When I reached the hotel I was in such a state I left my bicycle sprawled in the gravel and hurried into the hotel, breathless and covered with a fine film of sweat. I planned to burst into his studio, but of course the door was locked.

“Who is it?” he said when I knocked.

“Your wife,” I said, my voice thick with anger.

When he opened the door I could see he was very surprised to find me there. This was Pauline’s time or nearly so. He’d probably begun to anticipate her with growing desire.

“You can’t think I’d go to Arkansas,” I spat out before he’d even closed the door.

“Oh,” he said. “I was going to tell you soon. If you could think reasonably, you’d see it’s not a bad scheme at all.”

“We’d live with her parents?” I laughed shrilly.

“No, she’d find us all a house together, maybe in town.”

I could scarcely believe what I was hearing. “You want us to live all together.”

“We’re doing that now, aren’t we?”

“Yes, and it’s awful. It makes me sick to my stomach to know you’re making love to her.”

“I’m sorry, Tatie. But maybe that’s because the situation is new and we don’t know how to do it well.”

“Do you really think it can be done well?”

“I don’t know. I don’t want to lose you.”

“And if I don’t agree?”

“Please, Tatie,” he said, his voice low and anguished. “Just try. If it works and we all start to feel good about it, we’ll head for Piggott in September. If it doesn’t, we’ll go back to Paris.”

“Alone?”

“Yes,” he said, though I could hear some kind of hesitancy or hedging in his voice. He wasn’t sure about any of this.

“I think it’s a mistake. All of it.”

“Maybe, but it’s too late to go back. There’s only what’s ahead now.”

“Yes,” I said sadly, and left the way I came.

Over the next few days, I began to wonder if Ernest’s proposal was a new idea, an attempt at some solution out of the mess at our feet, or if he’d intended it all along. For years we’d been surrounded by triangles-freethinking, free-living lovers willing to bend every convention to find something right or risky or liberating enough. I couldn’t say what Ernest felt watching their antics, but they seemed sad and even tortured to me. When we last heard from Pound, his mistress, Olga Rudge, had given birth to a daughter, though they agreed not to raise her. Nothing in Pound’s life invited a child and neither one of them wanted to feel compromised, apparently. They gave the baby to a peasant woman in the maternity ward where Olga delivered. The woman had miscarried and was only too happy to take her.

I was stunned that anyone could hand over a child so easily, but doubly surprised when we heard in another letter that Shakespear was pregnant. It wasn’t Pound’s child; in fact, she wasn’t saying a word about who the father was, only that she was keeping the baby. Her behavior was obviously retaliatory. That’s what terrible, sordid situations did to you, made you act crazily, against your own truths, against your self.
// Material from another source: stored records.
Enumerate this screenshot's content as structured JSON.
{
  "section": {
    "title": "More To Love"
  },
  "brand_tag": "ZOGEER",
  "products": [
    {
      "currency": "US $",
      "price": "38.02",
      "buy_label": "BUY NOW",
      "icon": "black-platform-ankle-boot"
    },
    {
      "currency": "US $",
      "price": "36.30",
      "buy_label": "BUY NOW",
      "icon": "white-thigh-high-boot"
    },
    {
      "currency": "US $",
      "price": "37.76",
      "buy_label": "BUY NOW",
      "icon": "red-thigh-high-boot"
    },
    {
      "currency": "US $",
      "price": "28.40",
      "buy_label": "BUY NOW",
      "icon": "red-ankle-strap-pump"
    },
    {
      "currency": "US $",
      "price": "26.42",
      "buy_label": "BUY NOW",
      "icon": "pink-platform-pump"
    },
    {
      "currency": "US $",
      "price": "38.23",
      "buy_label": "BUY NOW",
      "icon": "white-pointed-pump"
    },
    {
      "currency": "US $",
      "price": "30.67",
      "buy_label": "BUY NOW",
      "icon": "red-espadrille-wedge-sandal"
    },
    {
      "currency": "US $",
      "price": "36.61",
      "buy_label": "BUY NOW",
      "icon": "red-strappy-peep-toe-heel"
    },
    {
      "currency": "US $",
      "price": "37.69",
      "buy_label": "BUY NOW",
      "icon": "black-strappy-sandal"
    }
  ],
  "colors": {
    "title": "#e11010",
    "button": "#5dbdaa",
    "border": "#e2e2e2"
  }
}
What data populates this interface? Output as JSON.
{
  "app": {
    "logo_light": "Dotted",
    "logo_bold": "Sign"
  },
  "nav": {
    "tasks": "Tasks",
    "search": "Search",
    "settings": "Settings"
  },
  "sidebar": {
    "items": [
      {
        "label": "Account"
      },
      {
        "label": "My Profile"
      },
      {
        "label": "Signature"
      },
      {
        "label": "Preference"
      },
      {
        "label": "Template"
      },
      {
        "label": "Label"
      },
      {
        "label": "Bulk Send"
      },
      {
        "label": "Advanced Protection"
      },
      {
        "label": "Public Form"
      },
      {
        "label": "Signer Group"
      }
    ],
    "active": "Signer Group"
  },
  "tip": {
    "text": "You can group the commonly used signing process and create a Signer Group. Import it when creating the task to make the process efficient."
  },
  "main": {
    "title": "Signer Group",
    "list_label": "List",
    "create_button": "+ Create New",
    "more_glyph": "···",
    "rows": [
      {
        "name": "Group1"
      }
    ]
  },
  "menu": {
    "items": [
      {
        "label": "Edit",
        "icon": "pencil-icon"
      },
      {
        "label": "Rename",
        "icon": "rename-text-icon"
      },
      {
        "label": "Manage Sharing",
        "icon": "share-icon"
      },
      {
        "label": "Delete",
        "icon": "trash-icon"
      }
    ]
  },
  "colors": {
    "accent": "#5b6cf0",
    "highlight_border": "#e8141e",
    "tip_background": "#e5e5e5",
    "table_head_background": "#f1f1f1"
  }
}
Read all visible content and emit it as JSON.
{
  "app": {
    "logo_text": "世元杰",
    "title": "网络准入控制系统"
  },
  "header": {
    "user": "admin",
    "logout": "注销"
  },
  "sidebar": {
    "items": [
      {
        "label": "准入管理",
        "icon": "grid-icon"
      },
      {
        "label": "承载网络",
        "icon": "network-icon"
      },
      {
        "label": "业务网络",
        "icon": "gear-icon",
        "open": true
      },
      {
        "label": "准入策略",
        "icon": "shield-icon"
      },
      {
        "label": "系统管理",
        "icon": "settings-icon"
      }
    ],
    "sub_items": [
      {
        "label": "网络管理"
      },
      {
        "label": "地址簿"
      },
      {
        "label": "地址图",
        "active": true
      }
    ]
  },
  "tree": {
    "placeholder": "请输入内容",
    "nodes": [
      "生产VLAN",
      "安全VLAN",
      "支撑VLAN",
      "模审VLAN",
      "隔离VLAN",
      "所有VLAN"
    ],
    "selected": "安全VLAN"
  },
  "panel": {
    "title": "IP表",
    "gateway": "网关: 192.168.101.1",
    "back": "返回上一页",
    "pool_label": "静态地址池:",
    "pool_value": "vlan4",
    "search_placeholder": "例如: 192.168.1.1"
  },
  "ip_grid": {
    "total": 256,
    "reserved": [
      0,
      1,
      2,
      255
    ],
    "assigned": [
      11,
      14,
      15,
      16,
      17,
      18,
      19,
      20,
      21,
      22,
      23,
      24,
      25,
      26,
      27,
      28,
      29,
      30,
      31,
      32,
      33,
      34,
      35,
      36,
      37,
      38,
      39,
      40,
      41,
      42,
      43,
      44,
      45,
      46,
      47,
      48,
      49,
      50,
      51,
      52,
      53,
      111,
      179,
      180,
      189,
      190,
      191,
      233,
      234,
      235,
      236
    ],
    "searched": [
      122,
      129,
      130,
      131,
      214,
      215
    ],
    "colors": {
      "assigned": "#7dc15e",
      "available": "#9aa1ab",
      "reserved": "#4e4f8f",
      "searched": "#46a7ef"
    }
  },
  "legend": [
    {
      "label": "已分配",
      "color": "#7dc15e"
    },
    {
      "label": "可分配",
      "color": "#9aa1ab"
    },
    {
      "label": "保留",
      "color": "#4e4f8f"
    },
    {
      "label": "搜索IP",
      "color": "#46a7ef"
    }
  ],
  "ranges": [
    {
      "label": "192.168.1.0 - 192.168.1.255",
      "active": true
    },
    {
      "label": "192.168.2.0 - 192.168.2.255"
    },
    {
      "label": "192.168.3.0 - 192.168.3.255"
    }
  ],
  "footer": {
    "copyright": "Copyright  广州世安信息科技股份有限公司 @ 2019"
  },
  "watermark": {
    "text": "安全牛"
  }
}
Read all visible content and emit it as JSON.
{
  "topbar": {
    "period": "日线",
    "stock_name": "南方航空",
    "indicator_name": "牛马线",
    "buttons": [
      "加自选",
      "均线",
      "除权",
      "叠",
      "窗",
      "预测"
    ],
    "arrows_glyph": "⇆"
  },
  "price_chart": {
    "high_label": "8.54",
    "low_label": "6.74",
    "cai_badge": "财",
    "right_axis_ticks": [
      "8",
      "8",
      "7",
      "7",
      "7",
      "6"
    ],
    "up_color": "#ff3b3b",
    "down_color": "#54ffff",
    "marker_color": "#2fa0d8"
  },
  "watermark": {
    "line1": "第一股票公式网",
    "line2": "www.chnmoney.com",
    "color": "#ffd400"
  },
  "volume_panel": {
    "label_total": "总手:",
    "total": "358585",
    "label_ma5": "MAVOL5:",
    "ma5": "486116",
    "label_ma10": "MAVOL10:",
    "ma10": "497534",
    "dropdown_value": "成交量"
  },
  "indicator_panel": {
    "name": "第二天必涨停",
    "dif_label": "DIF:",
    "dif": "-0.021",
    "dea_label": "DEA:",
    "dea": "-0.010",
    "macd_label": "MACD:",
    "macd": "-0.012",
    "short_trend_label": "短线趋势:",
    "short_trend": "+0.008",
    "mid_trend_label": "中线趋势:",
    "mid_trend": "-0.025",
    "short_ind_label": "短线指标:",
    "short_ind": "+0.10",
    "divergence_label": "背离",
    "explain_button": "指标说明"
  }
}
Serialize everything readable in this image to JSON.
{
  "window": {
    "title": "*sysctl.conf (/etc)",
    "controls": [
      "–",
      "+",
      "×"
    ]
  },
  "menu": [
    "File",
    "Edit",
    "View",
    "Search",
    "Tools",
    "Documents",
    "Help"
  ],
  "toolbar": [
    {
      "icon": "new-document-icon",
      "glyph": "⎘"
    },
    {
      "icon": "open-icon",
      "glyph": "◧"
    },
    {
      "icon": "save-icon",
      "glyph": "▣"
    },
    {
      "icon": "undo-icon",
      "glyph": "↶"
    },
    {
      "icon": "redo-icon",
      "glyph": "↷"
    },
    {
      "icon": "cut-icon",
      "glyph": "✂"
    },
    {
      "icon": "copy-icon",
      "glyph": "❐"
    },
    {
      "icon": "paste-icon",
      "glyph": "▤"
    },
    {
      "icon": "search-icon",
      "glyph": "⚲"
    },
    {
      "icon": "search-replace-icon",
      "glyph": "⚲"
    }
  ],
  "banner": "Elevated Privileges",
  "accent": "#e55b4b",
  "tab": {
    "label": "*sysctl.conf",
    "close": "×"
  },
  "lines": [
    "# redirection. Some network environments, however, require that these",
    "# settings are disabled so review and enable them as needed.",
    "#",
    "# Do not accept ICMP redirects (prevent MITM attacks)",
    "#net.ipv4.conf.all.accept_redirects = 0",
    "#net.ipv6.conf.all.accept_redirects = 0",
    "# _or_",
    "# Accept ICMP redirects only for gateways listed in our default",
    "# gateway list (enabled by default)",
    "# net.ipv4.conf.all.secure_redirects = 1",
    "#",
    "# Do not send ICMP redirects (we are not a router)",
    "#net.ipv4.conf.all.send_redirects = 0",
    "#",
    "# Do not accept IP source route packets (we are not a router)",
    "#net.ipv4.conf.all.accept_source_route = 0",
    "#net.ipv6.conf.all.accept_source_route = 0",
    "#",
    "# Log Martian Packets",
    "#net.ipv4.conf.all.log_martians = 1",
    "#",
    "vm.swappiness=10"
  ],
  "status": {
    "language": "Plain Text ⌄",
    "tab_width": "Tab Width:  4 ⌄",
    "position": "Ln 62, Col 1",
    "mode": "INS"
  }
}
One afternoon when Ernest and I were napping in our room, Pauline came in on cat feet, making no noise whatsoever. I’d been having a dream in which I was being buried under tons of sand. It was an image of suffocation, and yet strangely not a nightmare. The sand felt warm and sugary, and as it crushed me slowly, I kept thinking, This is heaven. This is heaven. I was feeling so languid and so drugged, I didn’t even know Pauline was in the room until she’d slipped under the sheets on Ernest’s side of the bed. The afternoons were hot, and we slept naked. I knew what was happening, and I also didn’t want to come awake enough to feel it. I never opened my eyes. My body wasn’t mine exactly. No one spoke or made any noise that would shake me out of my trance. The bed was sand, I told myself. The sheets were sand. I was still in the dream.